Shabbat Greetings

There’ is a mystical teaching from the Zohar (collection of writings) that there is a gentle thread that runs through this season of the Jewish year. This is a thread of building, tending, and trusting that can hold together the closing chapters of Leviticus, the teachings of this week’s double portion, Behar-Bechukotai (Leviticus 25:1-27:34), the spirit of Mother’s Day, and these final days of counting toward Shavuot.

At the end of Leviticus, the Torah speaks in a voice that is both firm and caring. It reminds us of covenant, of the way our choices shape the kind of world we live in. There are blessings when we live with care and responsibility, and words of rebuke when we lose our way. But even there, the Torah does not end in despair. It ends with the possibility of return, with the assurance that the relationship is never fully broken.

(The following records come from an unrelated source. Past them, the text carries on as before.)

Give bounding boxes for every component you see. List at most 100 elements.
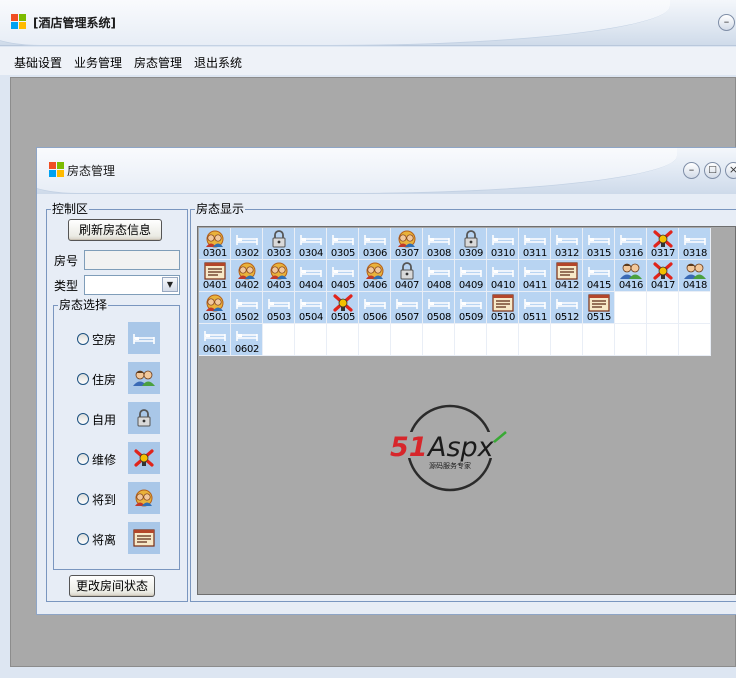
status-radio-self[interactable] [77, 413, 89, 425]
refresh-status-button[interactable]: 刷新房态信息 [68, 219, 162, 241]
room-cell[interactable]: 0312 [551, 228, 583, 260]
app-windows-icon [11, 14, 27, 30]
room-number: 0412 [554, 280, 580, 291]
room-cell[interactable]: 0407 [391, 260, 423, 292]
room-cell[interactable]: 0401 [199, 260, 231, 292]
room-number: 0504 [298, 312, 324, 323]
type-select[interactable]: ▼ [84, 275, 180, 295]
room-number: 0309 [458, 248, 484, 259]
chevron-down-icon[interactable]: ▼ [162, 277, 178, 292]
status-radio-repair[interactable] [77, 453, 89, 465]
room-cell[interactable]: 0310 [487, 228, 519, 260]
status-label-departing: 将离 [92, 533, 117, 547]
room-cell[interactable]: 0409 [455, 260, 487, 292]
room-number: 0401 [202, 280, 228, 291]
room-cell[interactable]: 0317 [647, 228, 679, 260]
room-cell[interactable]: 0304 [295, 228, 327, 260]
room-status-empty-icon [458, 262, 484, 280]
menu-business[interactable]: 业务管理 [74, 54, 122, 71]
room-cell-empty [263, 324, 295, 356]
room-cell[interactable]: 0602 [231, 324, 263, 356]
room-cell[interactable]: 0410 [487, 260, 519, 292]
room-status-departing-icon [586, 294, 612, 312]
room-cell[interactable]: 0418 [679, 260, 711, 292]
room-number: 0506 [362, 312, 388, 323]
room-cell[interactable]: 0306 [359, 228, 391, 260]
room-cell[interactable]: 0507 [391, 292, 423, 324]
room-cell[interactable]: 0311 [519, 228, 551, 260]
room-cell[interactable]: 0315 [583, 228, 615, 260]
room-cell[interactable]: 0503 [263, 292, 295, 324]
menu-basic-settings[interactable]: 基础设置 [14, 54, 62, 71]
room-number: 0311 [522, 248, 548, 259]
room-cell[interactable]: 0402 [231, 260, 263, 292]
room-status-empty-icon [362, 294, 388, 312]
room-cell[interactable]: 0511 [519, 292, 551, 324]
status-radio-occupied[interactable] [77, 373, 89, 385]
room-number: 0310 [490, 248, 516, 259]
room-status-repair-icon [330, 294, 356, 312]
room-cell[interactable]: 0309 [455, 228, 487, 260]
room-cell[interactable]: 0305 [327, 228, 359, 260]
child-close-icon[interactable]: × [725, 162, 736, 179]
status-radio-arriving[interactable] [77, 493, 89, 505]
room-number: 0601 [202, 344, 228, 355]
room-cell[interactable]: 0417 [647, 260, 679, 292]
room-status-empty-icon [554, 230, 580, 248]
main-title-bar: [酒店管理系统] – [0, 0, 736, 46]
room-cell[interactable]: 0506 [359, 292, 391, 324]
room-cell[interactable]: 0509 [455, 292, 487, 324]
menu-room-status[interactable]: 房态管理 [134, 54, 182, 71]
room-cell[interactable]: 0405 [327, 260, 359, 292]
room-number: 0405 [330, 280, 356, 291]
room-number: 0408 [426, 280, 452, 291]
child-minimize-icon[interactable]: – [683, 162, 700, 179]
room-number: 0303 [266, 248, 292, 259]
status-radio-empty[interactable] [77, 333, 89, 345]
room-cell[interactable]: 0412 [551, 260, 583, 292]
room-cell[interactable]: 0416 [615, 260, 647, 292]
room-status-repair-icon [650, 230, 676, 248]
room-cell[interactable]: 0307 [391, 228, 423, 260]
room-number: 0317 [650, 248, 676, 259]
room-cell[interactable]: 0404 [295, 260, 327, 292]
room-cell[interactable]: 0411 [519, 260, 551, 292]
room-cell[interactable]: 0502 [231, 292, 263, 324]
room-cell[interactable]: 0415 [583, 260, 615, 292]
room-status-empty-icon [426, 294, 452, 312]
room-cell[interactable]: 0504 [295, 292, 327, 324]
app-title: [酒店管理系统] [33, 16, 116, 30]
minimize-icon[interactable]: – [718, 14, 735, 31]
room-number: 0403 [266, 280, 292, 291]
room-status-departing-icon [202, 262, 228, 280]
room-cell[interactable]: 0601 [199, 324, 231, 356]
room-cell[interactable]: 0308 [423, 228, 455, 260]
room-cell[interactable]: 0303 [263, 228, 295, 260]
room-status-empty-icon [330, 230, 356, 248]
watermark-brand-aspx: Aspx [426, 432, 495, 463]
room-cell[interactable]: 0406 [359, 260, 391, 292]
room-cell[interactable]: 0501 [199, 292, 231, 324]
room-number: 0305 [330, 248, 356, 259]
room-cell[interactable]: 0505 [327, 292, 359, 324]
room-cell[interactable]: 0302 [231, 228, 263, 260]
room-cell[interactable]: 0408 [423, 260, 455, 292]
change-status-button[interactable]: 更改房间状态 [69, 575, 155, 597]
room-status-empty-icon [682, 230, 708, 248]
room-cell[interactable]: 0508 [423, 292, 455, 324]
room-cell[interactable]: 0318 [679, 228, 711, 260]
room-cell[interactable]: 0510 [487, 292, 519, 324]
room-status-empty-icon [426, 230, 452, 248]
room-cell[interactable]: 0316 [615, 228, 647, 260]
room-cell[interactable]: 0515 [583, 292, 615, 324]
room-no-input[interactable] [84, 250, 180, 270]
room-cell[interactable]: 0512 [551, 292, 583, 324]
child-maximize-icon[interactable]: □ [704, 162, 721, 179]
room-cell[interactable]: 0301 [199, 228, 231, 260]
menu-exit[interactable]: 退出系统 [194, 54, 242, 71]
room-number: 0515 [586, 312, 612, 323]
status-label-self: 自用 [92, 413, 117, 427]
status-radio-departing[interactable] [77, 533, 89, 545]
room-status-repair-icon [650, 262, 676, 280]
room-cell[interactable]: 0403 [263, 260, 295, 292]
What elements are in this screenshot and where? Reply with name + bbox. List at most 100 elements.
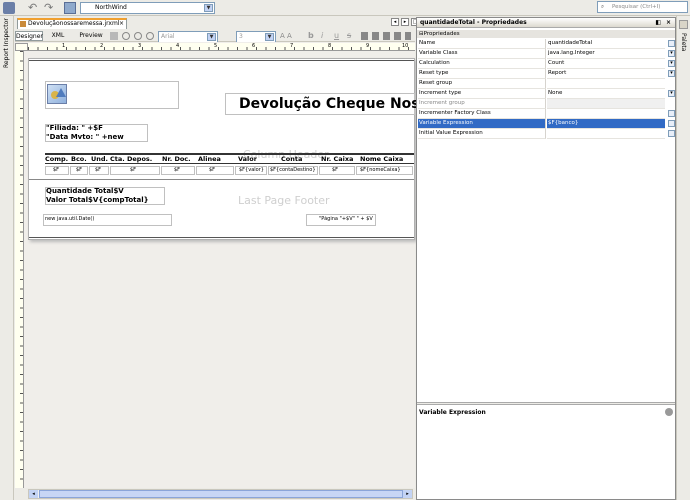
- data-mvto-field[interactable]: "Data Mvto: " +new: [46, 133, 124, 142]
- column-header[interactable]: Nr. Doc.: [162, 155, 191, 163]
- column-header[interactable]: Bco.: [71, 155, 87, 163]
- chevron-down-icon: ▼: [207, 33, 216, 41]
- scroll-right-icon[interactable]: ▸: [403, 490, 412, 498]
- property-value[interactable]: [547, 79, 665, 89]
- tab-designer[interactable]: Designer: [15, 31, 43, 41]
- tab-preview[interactable]: Preview: [77, 31, 105, 41]
- close-icon[interactable]: ×: [666, 18, 671, 28]
- tab-xml[interactable]: XML: [48, 31, 68, 41]
- palette-strip[interactable]: Paleta: [676, 16, 690, 500]
- property-value[interactable]: Count: [547, 59, 665, 69]
- horizontal-scrollbar[interactable]: ◂ ▸: [28, 489, 413, 499]
- chevron-down-icon[interactable]: ▾: [668, 90, 675, 97]
- column-header[interactable]: Nr. Caixa: [321, 155, 353, 163]
- minimize-icon[interactable]: ◧: [655, 18, 661, 28]
- chevron-down-icon[interactable]: ▾: [668, 50, 675, 57]
- palette-label[interactable]: Paleta: [680, 33, 687, 51]
- property-value[interactable]: [547, 99, 665, 109]
- detail-cell[interactable]: $F: [70, 166, 88, 175]
- property-row[interactable]: Reset group: [417, 79, 675, 89]
- strikethrough-icon[interactable]: s: [347, 31, 351, 40]
- italic-icon[interactable]: i: [321, 31, 323, 40]
- detail-cell[interactable]: $F: [110, 166, 160, 175]
- scrollbar-thumb[interactable]: [39, 490, 403, 498]
- property-row[interactable]: Initial Value Expression: [417, 129, 675, 139]
- column-header[interactable]: Alinea: [198, 155, 221, 163]
- scroll-left-icon[interactable]: ◂: [29, 490, 38, 498]
- detail-cell[interactable]: $F{valor}: [235, 166, 267, 175]
- document-tab[interactable]: Devoluçãonossaremessa.jrxml ×: [17, 18, 127, 29]
- property-row-selected[interactable]: Variable Expression $F{banco}: [417, 119, 675, 129]
- image-element-icon[interactable]: [47, 84, 67, 104]
- detail-cell[interactable]: $F{contaDestino}: [268, 166, 318, 175]
- property-value[interactable]: $F{banco}: [547, 119, 665, 129]
- detail-cell[interactable]: $F: [161, 166, 195, 175]
- scroll-tabs-left-icon[interactable]: ◂: [391, 18, 399, 26]
- datasource-icon: [64, 2, 76, 14]
- property-row[interactable]: Increment group: [417, 99, 675, 109]
- alignment-buttons[interactable]: [361, 32, 411, 40]
- property-value[interactable]: Report: [547, 69, 665, 79]
- app-menu-icon[interactable]: [3, 2, 15, 14]
- report-title[interactable]: Devolução Cheque Noss: [239, 96, 428, 112]
- ruler-tick-label: 5: [214, 43, 218, 49]
- property-value[interactable]: quantidadeTotal: [547, 39, 665, 49]
- ruler-corner: [15, 43, 28, 51]
- property-value[interactable]: java.lang.Integer: [547, 49, 665, 59]
- chevron-down-icon[interactable]: ▾: [668, 70, 675, 77]
- column-header[interactable]: Conta: [281, 155, 302, 163]
- detail-cell[interactable]: $F: [45, 166, 69, 175]
- column-header[interactable]: Und.: [91, 155, 108, 163]
- zoom-out-icon[interactable]: [134, 32, 142, 40]
- detail-field: $F: [53, 167, 60, 173]
- valor-total-field[interactable]: Valor Total$V{compTotal}: [46, 196, 149, 205]
- zoom-actual-icon[interactable]: [146, 32, 154, 40]
- properties-section-header[interactable]: ⊟Propriedades: [417, 30, 675, 38]
- property-row[interactable]: Reset type Report ▾: [417, 69, 675, 79]
- detail-field: $F: [209, 167, 216, 173]
- property-row[interactable]: Variable Class java.lang.Integer ▾: [417, 49, 675, 59]
- detail-cell[interactable]: $F: [319, 166, 355, 175]
- ellipsis-icon[interactable]: [668, 110, 675, 117]
- report-page[interactable]: Devolução Cheque Noss "Filiada: " +$F "D…: [28, 58, 428, 240]
- property-row[interactable]: Calculation Count ▾: [417, 59, 675, 69]
- properties-title-text: quantidadeTotal - Propriedades: [420, 19, 527, 26]
- column-header[interactable]: Nome Caixa: [360, 155, 403, 163]
- detail-field: $F: [332, 167, 339, 173]
- font-size-buttons[interactable]: A A: [280, 32, 300, 40]
- column-header[interactable]: Cta. Depos.: [110, 155, 152, 163]
- report-inspector-label[interactable]: Report Inspector: [3, 18, 10, 68]
- filiada-field[interactable]: "Filiada: " +$F: [46, 124, 103, 133]
- property-row[interactable]: Increment type None ▾: [417, 89, 675, 99]
- help-icon[interactable]: [665, 408, 673, 416]
- property-value[interactable]: None: [547, 89, 665, 99]
- ellipsis-icon[interactable]: [668, 40, 675, 47]
- property-row[interactable]: Name quantidadeTotal: [417, 39, 675, 49]
- zoom-in-icon[interactable]: [122, 32, 130, 40]
- ellipsis-icon[interactable]: [668, 130, 675, 137]
- quantidade-total-field[interactable]: Quantidade Total$V: [46, 187, 124, 196]
- datasource-select[interactable]: NorthWind ▼: [80, 2, 215, 14]
- detail-cell[interactable]: $F: [196, 166, 234, 175]
- page-number-field[interactable]: "Página "+$V" " + $V: [319, 216, 373, 223]
- panel-splitter[interactable]: [417, 402, 675, 405]
- date-expression-field[interactable]: new java.util.Date(): [45, 216, 94, 223]
- detail-cell[interactable]: $F: [89, 166, 109, 175]
- property-value[interactable]: [547, 129, 665, 139]
- scroll-tabs-right-icon[interactable]: ▸: [401, 18, 409, 26]
- ellipsis-icon[interactable]: [668, 120, 675, 127]
- underline-icon[interactable]: u: [334, 31, 339, 40]
- search-input[interactable]: ⌕ Pesquisar (Ctrl+I): [597, 1, 688, 13]
- report-inspector-strip[interactable]: Report Inspector: [0, 16, 14, 500]
- redo-icon[interactable]: ↷: [44, 2, 56, 14]
- column-header[interactable]: Comp.: [45, 155, 68, 163]
- column-header[interactable]: Valor: [238, 155, 257, 163]
- zoom-fit-icon[interactable]: [110, 32, 118, 40]
- chevron-down-icon[interactable]: ▾: [668, 60, 675, 67]
- property-value[interactable]: [547, 109, 665, 119]
- undo-icon[interactable]: ↶: [28, 2, 40, 14]
- detail-cell[interactable]: $F{nomeCaixa}: [356, 166, 413, 175]
- close-icon[interactable]: ×: [119, 20, 124, 28]
- bold-icon[interactable]: b: [308, 31, 314, 40]
- property-row[interactable]: Incrementer Factory Class: [417, 109, 675, 119]
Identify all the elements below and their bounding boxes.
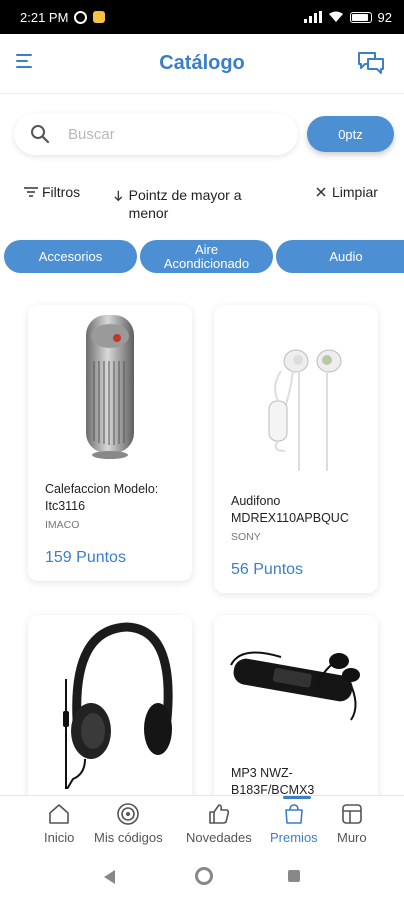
gift-bag-icon: [285, 804, 303, 824]
headphones-image: [63, 622, 173, 789]
search-input[interactable]: [68, 125, 268, 143]
category-chip-accesorios[interactable]: Accesorios: [4, 240, 137, 273]
battery-level: 92: [377, 9, 392, 25]
bottom-nav: Inicio Mis códigos Novedades Premios Mur…: [0, 795, 404, 855]
product-name: MP3 NWZ-B183F/BCMX3: [231, 766, 315, 795]
nav-label: Premios: [270, 830, 318, 845]
earphones-image: [268, 349, 342, 471]
active-tab-indicator: [283, 796, 311, 799]
sort-label: Pointz de mayor a menor: [128, 187, 242, 221]
air-purifier-image: [86, 315, 134, 459]
search-bar: [14, 113, 298, 155]
app-header: Catálogo: [0, 34, 404, 94]
product-card[interactable]: [28, 615, 192, 795]
clear-label: Limpiar: [332, 184, 378, 200]
recent-apps-icon[interactable]: [288, 870, 300, 882]
alarm-icon: [74, 10, 88, 24]
filters-label: Filtros: [42, 184, 81, 200]
nav-label: Muro: [337, 830, 367, 845]
category-chip-aire-acondicionado[interactable]: Aire Acondicionado: [140, 240, 273, 273]
nav-label: Novedades: [186, 830, 252, 845]
category-chip-audio[interactable]: Audio: [276, 240, 404, 273]
search-icon: [31, 125, 50, 144]
system-nav-bar: [0, 855, 404, 900]
product-price: 159 Puntos: [45, 549, 126, 566]
mp3-player-image: [230, 651, 360, 721]
nav-item-novedades[interactable]: Novedades: [186, 802, 252, 845]
nav-label: Mis códigos: [94, 830, 163, 845]
product-name: Audifono MDREX110APBQUC: [231, 494, 349, 525]
sort-button[interactable]: Pointz de mayor a menor: [114, 186, 264, 222]
product-grid: Calefaccion Modelo: Itc3116 IMACO 159 Pu…: [0, 300, 404, 795]
product-price: 56 Puntos: [231, 561, 304, 578]
nav-item-inicio[interactable]: Inicio: [44, 802, 74, 845]
wall-icon: [342, 804, 362, 824]
home-button-icon[interactable]: [195, 867, 213, 885]
page-title: Catálogo: [159, 52, 245, 74]
product-brand: IMACO: [45, 519, 80, 531]
menu-icon[interactable]: [16, 54, 36, 72]
category-chips: Accesorios Aire Acondicionado Audio: [4, 240, 404, 274]
product-card[interactable]: MP3 NWZ-B183F/BCMX3: [214, 615, 378, 795]
chat-icon[interactable]: [356, 50, 386, 76]
thumbs-up-icon: [209, 804, 230, 824]
nav-item-premios[interactable]: Premios: [270, 802, 318, 845]
product-brand: SONY: [231, 531, 261, 543]
product-card[interactable]: Calefaccion Modelo: Itc3116 IMACO 159 Pu…: [28, 305, 192, 581]
filters-row: Filtros Pointz de mayor a menor Limpiar: [0, 184, 404, 228]
status-time: 2:21 PM: [20, 9, 69, 25]
nav-item-mis-codigos[interactable]: Mis códigos: [94, 802, 163, 845]
clear-filters-button[interactable]: Limpiar: [316, 184, 378, 200]
battery-icon: [349, 11, 372, 23]
nav-label: Inicio: [44, 830, 75, 845]
points-balance-button[interactable]: 0ptz: [307, 116, 394, 152]
product-card[interactable]: Audifono MDREX110APBQUC SONY 56 Puntos: [214, 305, 378, 593]
filters-button[interactable]: Filtros: [24, 184, 80, 200]
notification-icon: [93, 11, 106, 23]
product-name: Calefaccion Modelo: Itc3116: [45, 482, 159, 513]
nav-item-muro[interactable]: Muro: [337, 802, 367, 845]
home-icon: [49, 804, 69, 824]
target-icon: [117, 803, 140, 825]
close-icon: [316, 187, 326, 197]
filter-icon: [24, 187, 38, 197]
status-bar: 2:21 PM 92: [0, 0, 404, 34]
arrow-down-icon: [114, 190, 123, 202]
back-icon[interactable]: [104, 870, 115, 884]
signal-icon: [303, 11, 322, 23]
wifi-icon: [328, 11, 343, 22]
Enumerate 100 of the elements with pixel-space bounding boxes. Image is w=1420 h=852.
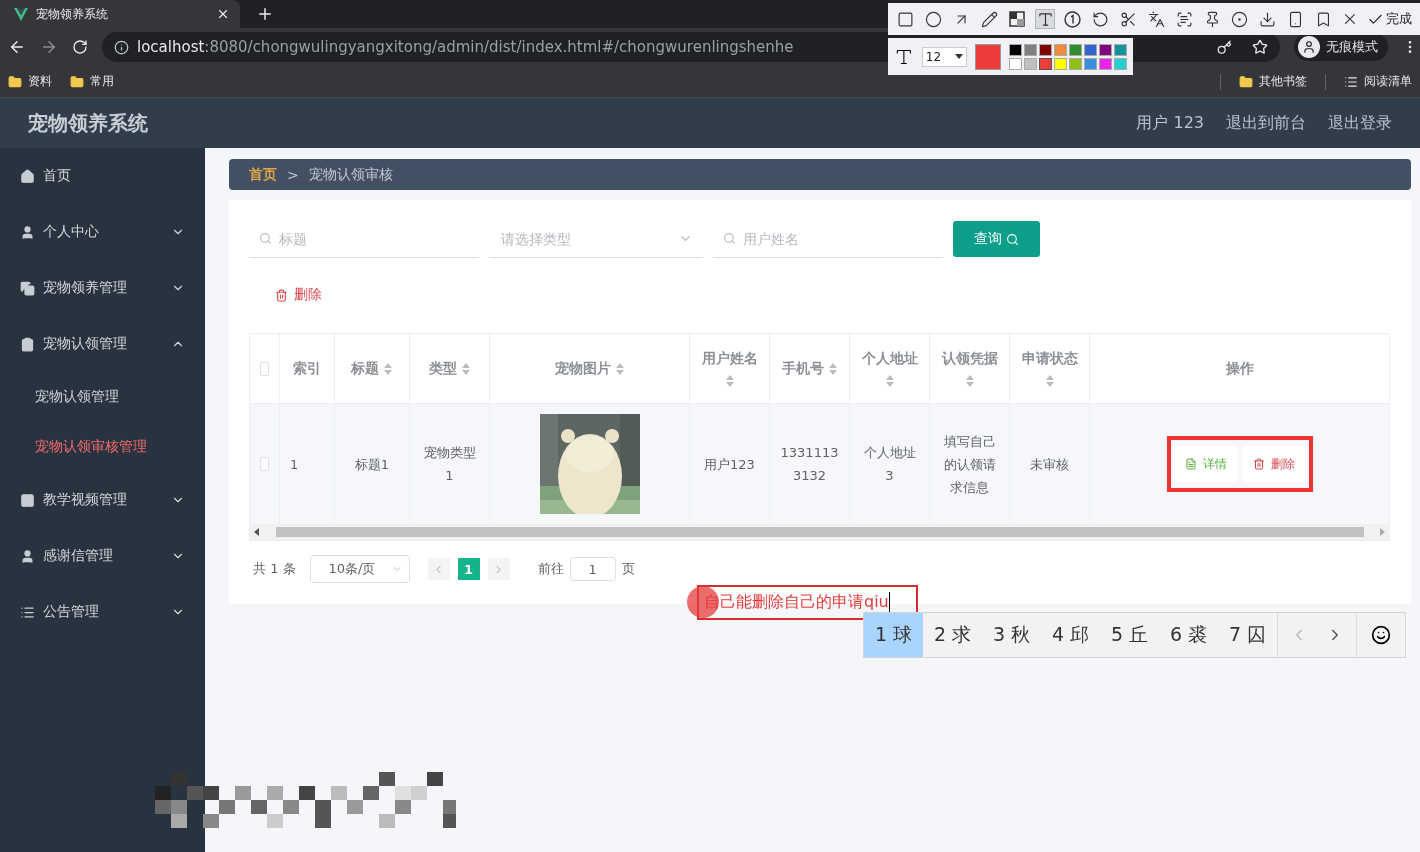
color-swatch[interactable]: [1114, 43, 1127, 56]
breadcrumb-item[interactable]: 首页: [249, 165, 277, 184]
sidebar-subitem[interactable]: 宠物认领管理: [0, 372, 205, 422]
sidebar-item[interactable]: 宠物认领管理: [0, 316, 205, 372]
color-swatch[interactable]: [1099, 43, 1112, 56]
step-marker-icon[interactable]: [1064, 10, 1082, 28]
page-input[interactable]: 1: [569, 557, 616, 581]
header-link[interactable]: 退出登录: [1328, 112, 1392, 134]
ime-candidate[interactable]: 2 求: [923, 613, 982, 657]
menu-item-icon: [20, 336, 35, 352]
ime-candidate[interactable]: 4 邱: [1041, 613, 1100, 657]
sidebar-item[interactable]: 公告管理: [0, 584, 205, 640]
table-cell-text: 个人地址3: [862, 444, 917, 485]
tool-icon[interactable]: [1147, 10, 1165, 28]
tool-icon[interactable]: [1036, 10, 1054, 28]
color-swatch[interactable]: [1009, 43, 1022, 56]
page-suffix: 页: [621, 560, 635, 578]
sidebar-item[interactable]: 个人中心: [0, 204, 205, 260]
ime-candidate[interactable]: 5 丘: [1100, 613, 1159, 657]
color-swatch[interactable]: [1039, 57, 1052, 70]
color-swatch[interactable]: [1084, 43, 1097, 56]
info-icon[interactable]: [114, 39, 129, 55]
app-title: 宠物领养系统: [28, 109, 149, 137]
color-swatch[interactable]: [1024, 57, 1037, 70]
emoji-icon[interactable]: [1371, 625, 1391, 645]
ime-candidate[interactable]: 3 秋: [982, 613, 1041, 657]
color-swatch[interactable]: [1084, 57, 1097, 70]
ime-candidate[interactable]: 6 裘: [1159, 613, 1218, 657]
sidebar-item[interactable]: 宠物领养管理: [0, 260, 205, 316]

Behar teaches us about rest, about the land pausing, about release, about trusting that we are not the only ones holding everything together. Bechukotai speaks of consequences, but also of repair. Together, they describe a life that includes effort, limits, accountability, and hope. At the same time, we are in these final days of counting the Omer, moving steadily toward Shavuot. Each day is a small step. Nothing dramatic. Just counting, noticing, preparing. It is a practice that reminds us that growth often happens quietly, over time. We do not rush toward revelation; we ready ourselves for it.

And alongside all of this comes Mother’s Day, a moment that can invite us to reflect on care in its many forms. Mothering is not only about giving; it is also about guiding, setting boundaries, and sometimes allowing space. It holds both tenderness and strength. In many ways, it echoes the Torah’s own voice in these portions: loving, but also honest about what we need in order to live well.

Taken together, these days offer a gentle teaching. Care is not always soft. Sometimes it asks us to pause, to step back, to make room for rest. Sometimes it asks us to be truthful about what is working and what is not. And sometimes it simply asks us to keep showing up, one day at a time, as we do with the Omer.

If you are feeling stretched or uncertain, these texts offer a kind of reassurance: you do not have to do everything at once. You can take one step, and then another. You can build a life, a relationship, a sense of self slowly, with patience. And if you are thinking about those who have cared for you, whether in ways that felt steady or complicated, this can be a time to hold that with gentleness. Care, like covenant, is rarely perfect. But it can still be real, still be meaningful, still shape who we become.

As we approach Shavuot, we might ask: what kind of space am I creating within myself? Am I making room for learning, for connection, for something sacred to enter? May these days be a time of quiet preparation. A time to honor the care we have received and the care we offer. A time to trust that even small steps matter. And a time to remember that, like the covenant at the end of Leviticus, we are always invited to begin again. Chazak, chazak, v’nitchazek – Be strong, stay strong, and together we will strengthen one another.